In part I know it's because, underneath all the glitz and glamour of the production are songs that bite hard and deep.

Ms. Cristina drives a 944
Satisfaction oozes from her pores
She keeps rings on her fingers

Marble on her floor, cocaine on her dresser
Bars on her doors, she keeps her back against the wall

The songs roll out a cast of characters - Handsome Kevin, who deals dope out Denny's, listening to the ground.  The anger-management challenged singer of "Ain't So Easy", who cajoles his lover back after punching her with promises of future happiness, all deeply felt and insincere ("I'm sorry about your eye, I'll find a way to make amends" he says).  The ships-in-the-night lovers of "Being Alone Together" - which does not refer to having private time as a couple.  The mysterious lynch mob in the vaguely gospel-ish "River's Gonna Rise" ("God ain't in his heaven, something ain't right/I hear church bells ringing in the middle of the night/They're dragging a man by his insides/Through the broad daylight).  The adventurer of "Heroes" ("Past the battered old bodies of dead, dead dreamers/Past the tethered and fettered"), the bartender pouring drinks for lonely drunks in "A Rock For The Forgotten", Steve, Eileen, and the unnamed dancer of "Swallowed By The Cracks" ("Me, I became this drunken old whore").  If these lyrics and characters and themes sound awfully close to Velvets territory, its because they are.


Which brings us back to the music.  And this is the puzzle.  Because normally I would, should, and want to, hate any record that sounds like this - "the upscale mixes and faux-soul exaggerations of generic AOR are such a turnoff that I wouldn't have played this twice ..." as Christgau accurately put it.  But he did.  And so did I.   Eventually I wound up buying a copy.  Then it went in the Great Record Purge.  I never wanted to hear such a thing again.  And I didn't even think about it again for probably a decade.  And then I did.  And I wanted to hear it.  Hey, guess what?  As a former Top Forty hit it's in still in print - in a budget-price edition, too!  

The thing is, normally, an album with songs like this, I would regret that it didn't sound the way it should sound.  That the songs weren't something more stripped-down, hardier, edgier sounding - music that backs the lyrics all the way.  Sometimes, I do, almost, feel that.

But then I do, and I realize that's the key to Boomtown.  The sparkly 80's music fits.  Maybe it doesn't back the lyrics all the way, but it sounds right, in a way that a Velvety drone or Stoogey rampage or even sparse acoustic just wouldn't.  Boomtown sounds like its supposed to sound.

*** 

Now, a great way to end it would be to say what a great show D&D put on, and what a magic night it was and how I married the girl.  
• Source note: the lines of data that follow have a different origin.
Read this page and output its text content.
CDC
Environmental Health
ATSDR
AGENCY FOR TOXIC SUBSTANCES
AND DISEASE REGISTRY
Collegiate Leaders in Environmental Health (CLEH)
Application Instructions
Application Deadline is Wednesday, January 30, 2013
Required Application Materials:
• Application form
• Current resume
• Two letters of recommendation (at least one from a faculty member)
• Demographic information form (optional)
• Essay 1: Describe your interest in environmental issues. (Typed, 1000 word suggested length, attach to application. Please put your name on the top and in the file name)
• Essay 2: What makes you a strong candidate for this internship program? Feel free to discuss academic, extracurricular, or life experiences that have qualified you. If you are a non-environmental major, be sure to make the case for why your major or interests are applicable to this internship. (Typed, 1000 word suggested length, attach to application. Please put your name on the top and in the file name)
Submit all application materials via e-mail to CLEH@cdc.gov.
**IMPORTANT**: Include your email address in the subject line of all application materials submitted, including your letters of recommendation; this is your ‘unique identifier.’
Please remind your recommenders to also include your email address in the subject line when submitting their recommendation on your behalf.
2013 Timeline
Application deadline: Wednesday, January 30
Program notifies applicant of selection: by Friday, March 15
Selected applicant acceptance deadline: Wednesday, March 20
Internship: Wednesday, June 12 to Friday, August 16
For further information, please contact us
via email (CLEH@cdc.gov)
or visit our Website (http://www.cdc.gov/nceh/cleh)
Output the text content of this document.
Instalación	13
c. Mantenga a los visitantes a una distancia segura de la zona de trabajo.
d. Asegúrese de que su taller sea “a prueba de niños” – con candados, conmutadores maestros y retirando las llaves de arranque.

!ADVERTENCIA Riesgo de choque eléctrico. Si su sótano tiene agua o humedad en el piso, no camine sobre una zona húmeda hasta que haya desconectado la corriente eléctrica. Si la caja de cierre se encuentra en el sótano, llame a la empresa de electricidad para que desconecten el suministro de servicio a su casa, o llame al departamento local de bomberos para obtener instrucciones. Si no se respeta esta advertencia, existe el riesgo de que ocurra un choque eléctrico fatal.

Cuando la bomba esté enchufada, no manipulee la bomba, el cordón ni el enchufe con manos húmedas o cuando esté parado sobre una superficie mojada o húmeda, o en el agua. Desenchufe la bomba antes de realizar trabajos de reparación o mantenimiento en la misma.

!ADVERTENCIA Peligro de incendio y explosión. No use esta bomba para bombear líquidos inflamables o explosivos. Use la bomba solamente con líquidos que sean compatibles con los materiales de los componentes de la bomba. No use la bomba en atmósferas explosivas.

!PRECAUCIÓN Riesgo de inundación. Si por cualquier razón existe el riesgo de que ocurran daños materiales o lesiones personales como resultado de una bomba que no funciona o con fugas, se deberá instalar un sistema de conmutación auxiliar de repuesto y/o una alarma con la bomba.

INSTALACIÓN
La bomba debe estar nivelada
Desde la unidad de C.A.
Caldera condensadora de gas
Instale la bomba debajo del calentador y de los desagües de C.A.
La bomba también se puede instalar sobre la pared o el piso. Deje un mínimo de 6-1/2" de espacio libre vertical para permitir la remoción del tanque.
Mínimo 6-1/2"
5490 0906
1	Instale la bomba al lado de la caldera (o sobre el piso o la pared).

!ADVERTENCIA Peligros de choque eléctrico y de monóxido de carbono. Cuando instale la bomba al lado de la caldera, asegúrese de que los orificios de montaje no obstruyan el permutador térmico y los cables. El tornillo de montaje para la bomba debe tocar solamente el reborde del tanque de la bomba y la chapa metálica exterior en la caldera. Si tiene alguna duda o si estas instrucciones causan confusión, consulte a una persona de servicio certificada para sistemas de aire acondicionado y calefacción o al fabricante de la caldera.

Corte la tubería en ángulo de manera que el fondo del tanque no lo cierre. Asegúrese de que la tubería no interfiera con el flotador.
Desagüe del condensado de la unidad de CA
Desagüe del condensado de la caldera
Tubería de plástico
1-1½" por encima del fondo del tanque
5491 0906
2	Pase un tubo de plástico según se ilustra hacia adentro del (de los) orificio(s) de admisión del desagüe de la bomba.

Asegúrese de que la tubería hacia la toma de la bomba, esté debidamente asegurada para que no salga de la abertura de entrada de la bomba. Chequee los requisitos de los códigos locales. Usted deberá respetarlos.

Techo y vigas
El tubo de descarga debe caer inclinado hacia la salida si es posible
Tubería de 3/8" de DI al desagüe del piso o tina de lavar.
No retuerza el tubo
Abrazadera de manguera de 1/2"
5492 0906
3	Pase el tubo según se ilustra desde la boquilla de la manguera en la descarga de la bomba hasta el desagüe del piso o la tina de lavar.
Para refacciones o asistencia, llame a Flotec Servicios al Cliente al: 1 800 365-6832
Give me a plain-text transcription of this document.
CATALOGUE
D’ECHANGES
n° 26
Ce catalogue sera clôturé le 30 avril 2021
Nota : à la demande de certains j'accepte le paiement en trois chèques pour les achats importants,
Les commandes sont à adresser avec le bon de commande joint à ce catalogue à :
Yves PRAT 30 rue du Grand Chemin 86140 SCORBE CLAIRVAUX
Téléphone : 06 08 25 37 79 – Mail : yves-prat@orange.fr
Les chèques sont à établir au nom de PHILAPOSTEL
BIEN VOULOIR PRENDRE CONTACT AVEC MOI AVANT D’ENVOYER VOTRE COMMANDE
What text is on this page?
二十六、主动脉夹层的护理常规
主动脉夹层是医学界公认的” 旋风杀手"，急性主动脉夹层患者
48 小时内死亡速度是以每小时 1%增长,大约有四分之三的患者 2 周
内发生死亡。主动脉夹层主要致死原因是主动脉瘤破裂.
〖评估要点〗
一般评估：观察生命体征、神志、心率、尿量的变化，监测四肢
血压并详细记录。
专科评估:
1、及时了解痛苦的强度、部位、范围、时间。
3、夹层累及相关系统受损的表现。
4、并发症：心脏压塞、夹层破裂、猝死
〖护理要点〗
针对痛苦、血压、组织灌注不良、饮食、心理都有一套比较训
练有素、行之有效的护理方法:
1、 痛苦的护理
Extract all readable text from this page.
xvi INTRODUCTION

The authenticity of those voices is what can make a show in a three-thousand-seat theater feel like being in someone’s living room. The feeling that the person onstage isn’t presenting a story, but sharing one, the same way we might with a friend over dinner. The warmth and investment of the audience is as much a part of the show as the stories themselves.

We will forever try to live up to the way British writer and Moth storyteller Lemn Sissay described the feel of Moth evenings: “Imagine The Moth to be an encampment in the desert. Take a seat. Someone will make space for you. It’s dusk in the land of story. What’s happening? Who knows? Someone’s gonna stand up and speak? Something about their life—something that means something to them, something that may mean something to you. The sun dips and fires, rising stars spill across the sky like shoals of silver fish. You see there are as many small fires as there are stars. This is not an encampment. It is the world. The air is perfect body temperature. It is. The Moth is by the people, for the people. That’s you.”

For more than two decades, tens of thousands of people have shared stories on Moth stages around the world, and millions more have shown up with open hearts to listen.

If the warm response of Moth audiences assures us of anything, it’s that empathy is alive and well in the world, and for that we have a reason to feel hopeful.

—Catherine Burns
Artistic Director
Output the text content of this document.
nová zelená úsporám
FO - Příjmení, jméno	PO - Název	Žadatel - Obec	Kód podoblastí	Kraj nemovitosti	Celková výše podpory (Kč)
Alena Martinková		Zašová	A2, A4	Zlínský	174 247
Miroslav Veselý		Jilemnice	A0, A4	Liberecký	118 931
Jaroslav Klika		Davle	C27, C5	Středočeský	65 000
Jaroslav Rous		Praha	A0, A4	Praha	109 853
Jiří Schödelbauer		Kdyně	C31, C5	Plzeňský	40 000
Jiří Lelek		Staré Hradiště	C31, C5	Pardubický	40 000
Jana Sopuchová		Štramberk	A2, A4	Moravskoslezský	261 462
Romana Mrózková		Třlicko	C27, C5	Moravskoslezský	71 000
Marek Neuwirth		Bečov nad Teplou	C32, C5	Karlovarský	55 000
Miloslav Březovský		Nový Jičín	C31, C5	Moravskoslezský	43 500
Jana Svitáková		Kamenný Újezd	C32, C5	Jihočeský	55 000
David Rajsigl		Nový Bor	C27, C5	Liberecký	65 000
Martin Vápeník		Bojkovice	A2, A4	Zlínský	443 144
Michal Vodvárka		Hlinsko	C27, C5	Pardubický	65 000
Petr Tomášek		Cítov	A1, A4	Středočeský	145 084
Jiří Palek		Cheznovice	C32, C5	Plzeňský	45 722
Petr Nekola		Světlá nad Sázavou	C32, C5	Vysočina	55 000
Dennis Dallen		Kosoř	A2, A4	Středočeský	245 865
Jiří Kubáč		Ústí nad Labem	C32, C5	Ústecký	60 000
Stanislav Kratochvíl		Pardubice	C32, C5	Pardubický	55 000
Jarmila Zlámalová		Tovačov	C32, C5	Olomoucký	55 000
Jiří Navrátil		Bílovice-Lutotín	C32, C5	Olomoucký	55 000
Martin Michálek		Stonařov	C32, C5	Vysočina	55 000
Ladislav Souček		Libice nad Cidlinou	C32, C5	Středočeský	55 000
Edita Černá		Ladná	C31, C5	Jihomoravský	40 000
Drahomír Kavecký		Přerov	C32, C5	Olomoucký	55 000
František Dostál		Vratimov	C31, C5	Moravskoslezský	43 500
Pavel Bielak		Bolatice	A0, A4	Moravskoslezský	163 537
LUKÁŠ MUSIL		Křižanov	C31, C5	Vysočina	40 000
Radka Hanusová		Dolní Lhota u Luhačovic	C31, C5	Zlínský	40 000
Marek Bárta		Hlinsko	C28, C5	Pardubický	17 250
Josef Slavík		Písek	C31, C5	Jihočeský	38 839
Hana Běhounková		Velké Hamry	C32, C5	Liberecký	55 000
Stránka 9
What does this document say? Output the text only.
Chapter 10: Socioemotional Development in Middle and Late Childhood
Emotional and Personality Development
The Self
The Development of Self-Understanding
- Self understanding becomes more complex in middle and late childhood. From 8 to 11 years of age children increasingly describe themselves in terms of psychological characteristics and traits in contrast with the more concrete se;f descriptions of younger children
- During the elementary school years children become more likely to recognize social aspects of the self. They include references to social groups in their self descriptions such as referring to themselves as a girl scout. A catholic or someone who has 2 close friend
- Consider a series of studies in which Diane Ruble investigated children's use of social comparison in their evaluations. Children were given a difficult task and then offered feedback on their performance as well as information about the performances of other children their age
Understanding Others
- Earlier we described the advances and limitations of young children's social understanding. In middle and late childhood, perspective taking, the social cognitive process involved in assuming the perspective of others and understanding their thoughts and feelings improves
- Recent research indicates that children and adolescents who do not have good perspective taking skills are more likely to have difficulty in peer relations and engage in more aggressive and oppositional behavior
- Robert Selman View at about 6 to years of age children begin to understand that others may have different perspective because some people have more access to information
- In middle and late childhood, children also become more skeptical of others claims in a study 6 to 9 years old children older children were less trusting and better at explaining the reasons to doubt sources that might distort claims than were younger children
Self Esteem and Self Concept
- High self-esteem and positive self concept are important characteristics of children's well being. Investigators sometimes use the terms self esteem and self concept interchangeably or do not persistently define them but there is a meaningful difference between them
Nah.  We went out a few more times and then went our separate ways.  As for David and David - well, they played the whole album - I don't know if it was in order or not, nor do I recall if they played any unreleased stuff.  They did one encore - a rather pointless cover of "My Generation" - a choice I found very odd - which The Who - even the fagged-out Who of 1987, would have no need to worry about.  And then they were gone.

And then they were gone.  David and David never made another album.  Boomtown is their statement.  And it's a good one.